Users rarely notice the short-term negative effects of cocaine, as the negative effects rarely stick around for longer than the positive ones. Therefore, few remember the severe sweating and high body heat that cocaine initiates — which potentially results in heatstroke. Few remember the racing heart, quick breathing, and contracted blood vessels — which potentially ends in a sudden heart attack. It isn’t uncommon for a cocaine user to have a seizure and die, no matter his or her tolerance to the drug. Withdrawal from cocaine can exacerbate any of these short-term symptoms, which is why detoxing in a Colorado cocaine rehab facility is imperative. At the very least, snorting coke tends to result in consistent nose bleeds, while injecting leads to scars and infections — if not lifelong diseases like Hepatitis C or HIV.
As users steadily increase their dose, they tend to sleep and eat less — putting extreme stress on the body. When not high, users tend to feel anxious — if not downright panicked and paranoid. The mental and emotional toll of cocaine can inspire hallucinations or deep psychosis which will require concentrated therapy in a Colorado cocaine rehab to rectify.
Meanwhile, physically, cocaine damages nearly every organ in the body, directly and indirectly. Inhaling cocaine causes tissue erosion in the nasal passages and lungs, making respiration incredibly difficult. The drug harms the livers and kidneys, while malnutrition due to low appetite does the same. Sometimes, cocaine abusers suffer from lower fertility in later life, and almost all suffer from heart disease as a result of their habit.

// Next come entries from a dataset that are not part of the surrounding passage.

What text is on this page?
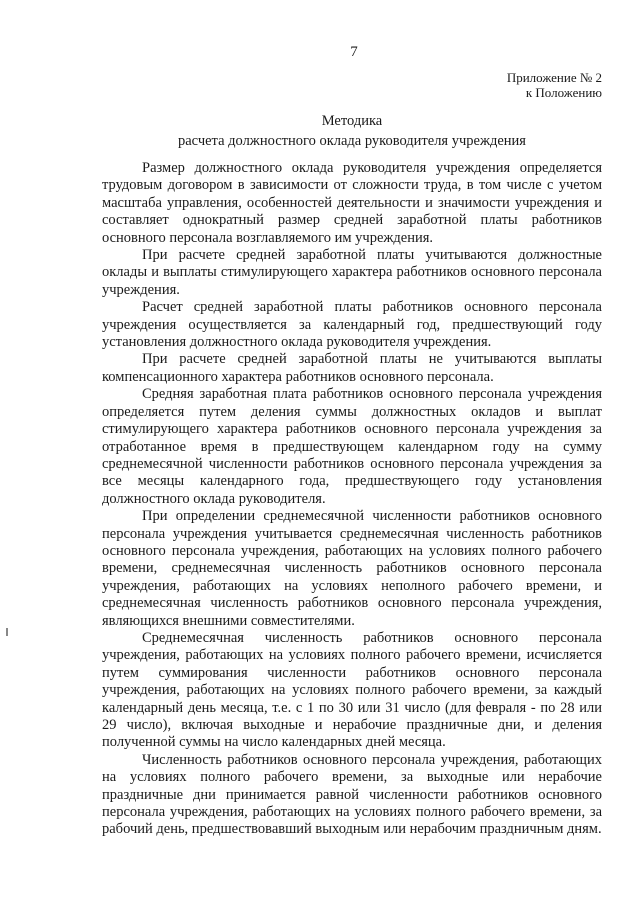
7
Приложение № 2
к Положению
Методика
расчета должностного оклада руководителя учреждения

Размер должностного оклада руководителя учреждения определяется трудовым договором в зависимости от сложности труда, в том числе с учетом масштаба управления, особенностей деятельности и значимости учреждения и составляет однократный размер средней заработной платы работников основного персонала возглавляемого им учреждения.

При расчете средней заработной платы учитываются должностные оклады и выплаты стимулирующего характера работников основного персонала учреждения.

Расчет средней заработной платы работников основного персонала учреждения осуществляется за календарный год, предшествующий году установления должностного оклада руководителя учреждения.

При расчете средней заработной платы не учитываются выплаты компенсационного характера работников основного персонала.

Средняя заработная плата работников основного персонала учреждения определяется путем деления суммы должностных окладов и выплат стимулирующего характера работников основного персонала учреждения за отработанное время в предшествующем календарном году на сумму среднемесячной численности работников основного персонала учреждения за все месяцы календарного года, предшествующего году установления должностного оклада руководителя.

При определении среднемесячной численности работников основного персонала учреждения учитывается среднемесячная численность работников основного персонала учреждения, работающих на условиях полного рабочего времени, среднемесячная численность работников основного персонала учреждения, работающих на условиях неполного рабочего времени, и среднемесячная численность работников основного персонала учреждения, являющихся внешними совместителями.

Среднемесячная численность работников основного персонала учреждения, работающих на условиях полного рабочего времени, исчисляется путем суммирования численности работников основного персонала учреждения, работающих на условиях полного рабочего времени, за каждый календарный день месяца, т.е. с 1 по 30 или 31 число (для февраля - по 28 или 29 число), включая выходные и нерабочие праздничные дни, и деления полученной суммы на число календарных дней месяца.

Численность работников основного персонала учреждения, работающих на условиях полного рабочего времени, за выходные или нерабочие праздничные дни принимается равной численности работников основного персонала учреждения, работающих на условиях полного рабочего времени, за рабочий день, предшествовавший выходным или нерабочим праздничным дням.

Even decades after their last hit, many recovering users still experience involuntary muscle spasms, tremors, and twitches, which make it difficult to sit, sleep and feel comfortable. Even after quitting, cocaine users suffer unrelenting headaches and chronic fatigue. Such is the price of that short-lived, glorious high.
Recovering From Cocaine
At this point, cocaine use seems like a death sentence. Indeed, in chasing that brief, powerful high, a user can experience a lifetime of pain. Yet, the longer a user persists in his or her addiction, the more likely he or she is to experience a tragic, premature demise. Thus, it is especially important for users and their loved ones to act quickly in ending a cocaine addiction, sending addicts to a Colorado cocaine rehab before the addiction matures into something worse.

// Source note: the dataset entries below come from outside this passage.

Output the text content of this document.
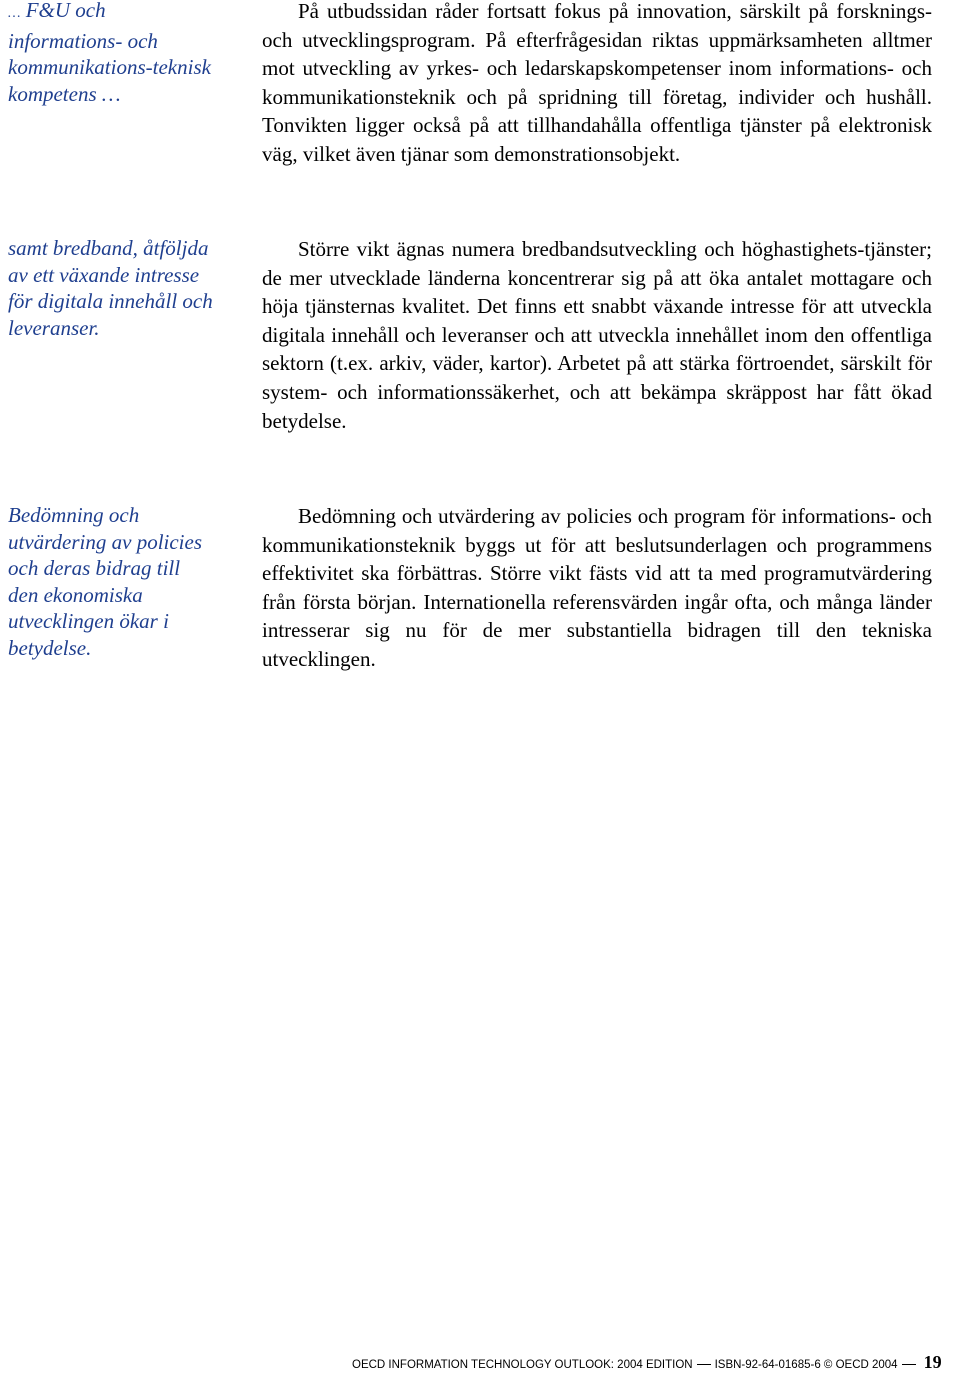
… F&U och informations- och kommunikations-teknisk kompetens …
samt bredband, åtföljda av ett växande intresse för digitala innehåll och leveranser.
Bedömning och utvärdering av policies och deras bidrag till den ekonomiska utvecklingen ökar i betydelse.

På utbudssidan råder fortsatt fokus på innovation, särskilt på forsknings- och utvecklingsprogram. På efterfrågesidan riktas uppmärksamheten alltmer mot utveckling av yrkes- och ledarskapskompetenser inom informations- och kommunikationsteknik och på spridning till företag, individer och hushåll. Tonvikten ligger också på att tillhandahålla offentliga tjänster på elektronisk väg, vilket även tjänar som demonstrationsobjekt.

Större vikt ägnas numera bredbandsutveckling och höghastighets-tjänster; de mer utvecklade länderna koncentrerar sig på att öka antalet mottagare och höja tjänsternas kvalitet. Det finns ett snabbt växande intresse för att utveckla digitala innehåll och leveranser och att utveckla innehållet inom den offentliga sektorn (t.ex. arkiv, väder, kartor). Arbetet på att stärka förtroendet, särskilt för system- och informationssäkerhet, och att bekämpa skräppost har fått ökad betydelse.

Bedömning och utvärdering av policies och program för informations- och kommunikationsteknik byggs ut för att beslutsunderlagen och programmens effektivitet ska förbättras. Större vikt fästs vid att ta med programutvärdering från första början. Internationella referensvärden ingår ofta, och många länder intresserar sig nu för de mer substantiella bidragen till den tekniska utvecklingen.

OECD INFORMATION TECHNOLOGY OUTLOOK: 2004 EDITION ISBN-92-64-01685-6 © OECD 2004 19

Unfortunately, cocaine use physically changes the body — not only in degrading vital organs but in tampering with the brain’s responses to common stimuli. It is exceedingly uncommon for someone to fully recover from cocaine use without the help of experienced professionals in a Colorado cocaine rehab facility. There, mental and physical health professionals can guide addicts through detox, with the help of a safe, comfortable space and safe, effective medicines as necessary. Once users achieve sobriety, addiction treatment programs will help them develop beneficial habits, coping mechanisms, and more to find a healthy, happy lifestyle without cocaine.
Get Help at a Colorado Cocaine Rehab Today
Once you or your loved one has realized that they have a problem with drugs or alcohol and has decided they are ready to get help, it is important to make sure that you choose the best facility. Here at Sober Times, we have an experienced and professional staff available 24-hours a day to help assess you or your loved one’s needs and locate a treatment program for them. Usually, we are even able to help guide you through the admissions process to make sure that getting help is as easy and stress-free as possible.